March 6th, 2011 at 6:04 am
“File not found” on the audio.
March 6th, 2011 at 4:02 pm
I’m pushing play, and it’s telling me “File Not Found.” Just wanted to give y’all a heads up. Looking forward to this week’s show!
March 7th, 2011 at 5:49 am
Enjoyed the discussion on WORD-FM out of Pittsburgh, Pa: but seemed to be just negative. What is reformed meditation?
March 7th, 2011 at 12:18 pm
The discussion group questions pdf is an old one. Those are very helpful btw. Thanks!
March 7th, 2011 at 4:47 pm
Thank you for another thought provoking, insightful gospel conversation. For reformed, gospel centered devotional writing, I have been greatly blessed by “Luther’s Prayers” (which contains his very pastoral letter to Peter the Barber on how to pray) and Valley of Vision.
Thinking devotionally, I’m reminded of the tremendous devotional value of rich, doctrinal teaching:
C. S. Lewis:
For my own part, I tend to find the doctrinal books often more helpful in devotion than the devotional books, and I rather suspect that the same experience may await others. I believe that many who find that ‘nothing happens’ when they sit down, or kneel down, to a book of devotion, would find that the heart sings unbidden while they are working their way through a tough bit of theology with a pipe in their teeth and a pencil in their hand.
B. B. Warfield:
Sometimes we hear it said that ten minutes on your knees will give you a truer, deeper, more operative knowledge of God than ten hours over your books. What! Than ten hours over your books on your knees?”

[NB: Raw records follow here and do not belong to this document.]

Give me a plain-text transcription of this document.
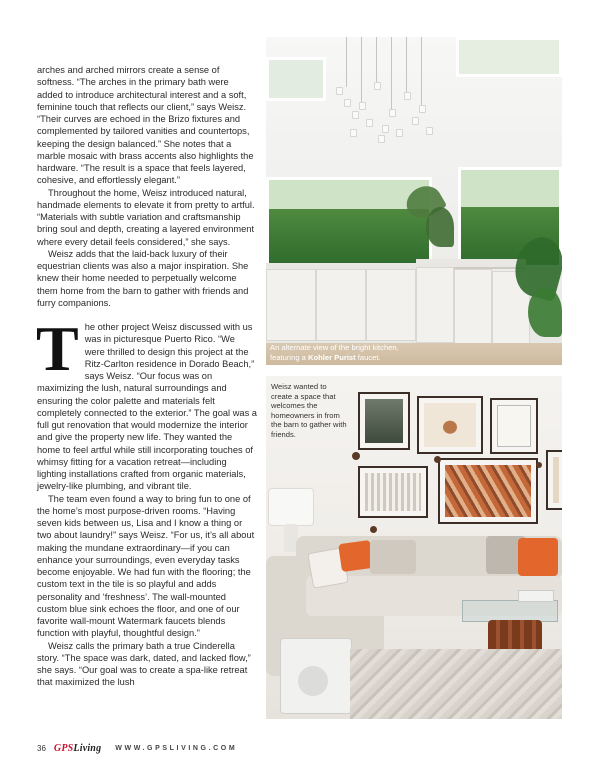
arches and arched mirrors create a sense of softness. “The arches in the primary bath were added to introduce architectural interest and a soft, feminine touch that reflects our client,” says Weisz. “Their curves are echoed in the Brizo fixtures and complemented by tailored vanities and countertops, keeping the design balanced.” She notes that a marble mosaic with brass accents also highlights the hardware. “The result is a space that feels layered, cohesive, and effortlessly elegant.”

Throughout the home, Weisz introduced natural, handmade elements to elevate it from pretty to artful. “Materials with subtle variation and craftsmanship bring soul and depth, creating a layered environment where every detail feels considered,” she says.

Weisz adds that the laid-back luxury of their equestrian clients was also a major inspiration. She knew their home needed to perpetually welcome them home from the barn to gather with friends and furry companions.

The other project Weisz discussed with us was in picturesque Puerto Rico. “We were thrilled to design this project at the Ritz-Carlton residence in Dorado Beach,” says Weisz. “Our focus was on maximizing the lush, natural surroundings and ensuring the color palette and materials felt completely connected to the exterior.” The goal was a full gut renovation that would modernize the interior and give the property new life. They wanted the home to feel artful while still incorporating touches of whimsy fitting for a vacation retreat—including lighting installations crafted from organic materials, jewelry-like plumbing, and vibrant tile.

The team even found a way to bring fun to one of the home’s most purpose-driven rooms. “Having seven kids between us, Lisa and I know a thing or two about laundry!” says Weisz. “For us, it’s all about making the mundane extraordinary—if you can enhance your surroundings, even everyday tasks become enjoyable. We had fun with the flooring; the custom text in the tile is so playful and adds personality and ‘freshness’. The wall-mounted custom blue sink echoes the floor, and one of our favorite wall-mount Watermark faucets blends function with playful, thoughtful design.”

Weisz calls the primary bath a true Cinderella story. “The space was dark, dated, and lacked flow,” she says. “Our goal was to create a spa-like retreat that maximized the lush

An alternate view of the bright kitchen, featuring a Kohler Purist faucet.
Weisz wanted to create a space that welcomes the homeowners in from the barn to gather with friends.
36 GPSLiving WWW.GPSLIVING.COM
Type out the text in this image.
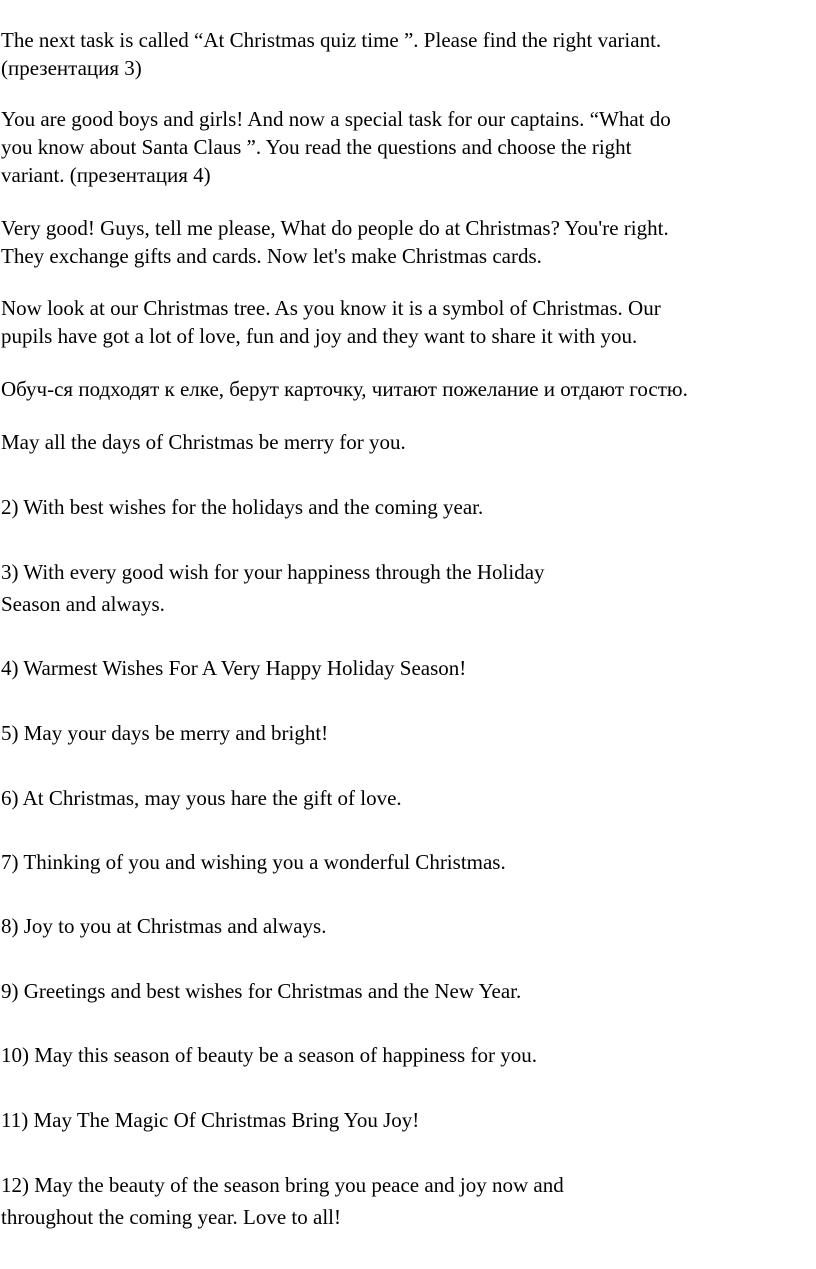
The next task is called “At Christmas quiz time ”. Please find the right variant.
(презентация 3)

You are good boys and girls! And now a special task for our captains. “What do
you know about Santa Claus ”. You read the questions and choose the right
variant. (презентация 4)

Very good! Guys, tell me please, What do people do at Christmas? You're right.
They exchange gifts and cards. Now let's make Christmas cards.

Now look at our Christmas tree. As you know it is a symbol of Christmas. Our
pupils have got a lot of love, fun and joy and they want to share it with you.

Обуч-ся подходят к елке, берут карточку, читают пожелание и отдают гостю.

May all the days of Christmas be merry for you.

2) With best wishes for the holidays and the coming year.

3) With every good wish for your happiness through the Holiday
Season and always.

4) Warmest Wishes For A Very Happy Holiday Season!

5) May your days be merry and bright!

6) At Christmas, may yous hare the gift of love.

7) Thinking of you and wishing you a wonderful Christmas.

8) Joy to you at Christmas and always.

9) Greetings and best wishes for Christmas and the New Year.

10) May this season of beauty be a season of happiness for you.

11) May The Magic Of Christmas Bring You Joy!

12) May the beauty of the season bring you peace and joy now and
throughout the coming year. Love to all!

March 8th, 2011 at 8:28 am
The link for this week’s discussion questions has been fixed. Thanks for the head’s up.
March 21st, 2011 at 8:29 pm
Most devotional books I’ve been gifted with (never having had the interest to buy one) are, to be blunt, horrid. Fluffy-happy-happy, then the questions at the end: Believer, are YOU spending time with the Lord? Believer, are YOU needing to forgive someone today….? And on it goes.
I’ve come to Reformed theology because it is Scriptural, and true, and eternal. Would Christ address my “felt needs?” NO, He’d tell me the truth.
Thank you gentlemen for another thought-provoking discussion.
I’m curious about the Reformation view on fasting. I come from a Baptist background that said to fast whenever you wanted something really badly.